|Home | About | Journals | Submit | Contact Us | Français|
Isomerization from uridine to pseudouridine (pseudouridylation) is largely catalyzed by a family of small ribonucleoproteins called box H/ACA RNPs, each of which contains one unique small RNA—the box H/ACA RNA. The specificity of the pseudouridylation reaction is determined by the base-pairing interactions between the guide sequence of the box H/ACA RNA and the target sequence within an RNA substrate. Thus, by creating a new box H/ACA RNA harboring an artificial guide sequence that base-pairs with the substrate sequence, one can site-specifically introduce pseudouridines into virtually any RNA (e.g., mRNA, ribosomal RNA, small nuclear RNA, telomerase RNA and so on). Pseudouridylation changes the properties of a uridine residue and is likely to alter the role of its corresponding RNA in certain cellular processes, thereby enabling basic research into the effects of RNA modifications. Here we take a TRM4 reporter gene (also known as NCL1) as an example, and we present a protocol for designing a box H/ACA RNA to site-specifically pseudouridylate TRM4 mRNA. Disease-related mutation can result in early termination of translation by creating a premature termination codon (PTC); however, pseudouridylation at the PTC can suppress this translation termination (nonsense suppression). Thus, the experimental procedures described in this protocol may provide a novel way to treat PTC-related diseases. This protocol takes 10–13 d to complete.

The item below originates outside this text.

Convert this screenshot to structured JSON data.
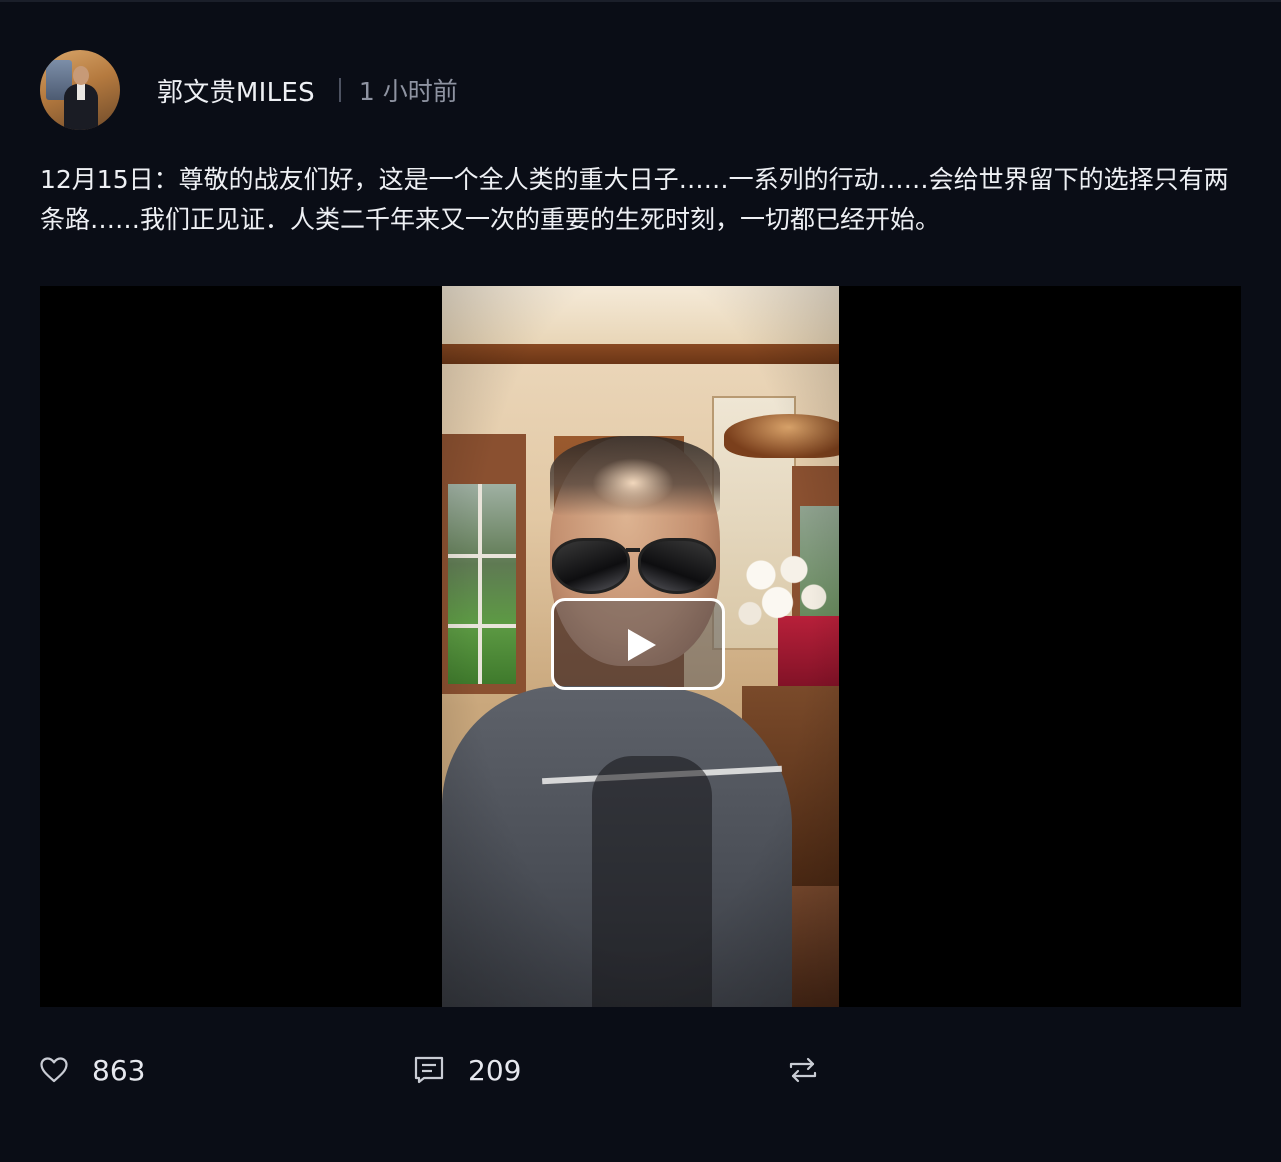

Pseudouridine (ψ), the 5′-ribosyl isomer of uridine1, was once considered as the fifth ribonucleoside in addition to the four other canonical ribonucleosides, namely adenosine, guanosine, cytidine and uridine2. Compared with uridine, the most distinct feature of ψ is the presence of an extra hydrogen-bond donor at its N1 position (Fig. 1a), which allows ψ to be involved in inter- or intramolecular hydrogen bonding through a water bridge. The water-bridged intramolecular hydrogen-bonding network is formed between the water molecule and the N1 imino-hydrogen and the 5′ phosphate oxygen of ψ as well as the phosphate oxygen of the 5′ preceding nucleotide3. In addition, ψ has been shown to improve base-stacking interactions within RNAs4 and be capable of altering RNA structure5. Furthermore, ψ is more polar than uridine6. In short, the presence of ψ in RNA could profoundly influence the properties of the RNA molecule and the cellular process in which it participates.
Pseudouridylation is a naturally occurring process that occurs post-transcriptionally. In eukaryotic nuclei, a group of noncoding RNAs, termed box H/ACA guide RNAs, are responsible for directing site-specific pseudouridylation of ribosomal RNA (rRNA) and spliceosomal small nuclear RNA7,8. Structurally, box H/ACA RNAs assume a functional hairpin-hinge-hairpin-tail conformation9,10 (Fig. 1b). The conserved box `H' (5′-ANANNA-3′, where N is any nucleotide) resides in the hinge region, whereas the box `ACA' (5′-ACA-3′) is located in the tail region just three nucleotides upstream of the 3′ end11. Within each hairpin, there is a single-stranded internal loop termed the pseudouridylation pocket, consisting of two discontinuous tracts of guide sequences (g1 and g1′, and g2 and g2′) that provide pseudouridylation-site specificity (Fig. 1b). Indeed, the guide sequences recognize the substrate RNA by base-pairing interactions12,13. Notably, the uridine residue to be pseudouridylated is always positioned between the two tracts of guide sequences and remains unpaired. The pseudouridylation site is usually 14–16 nt upstream of either box H or box ACA.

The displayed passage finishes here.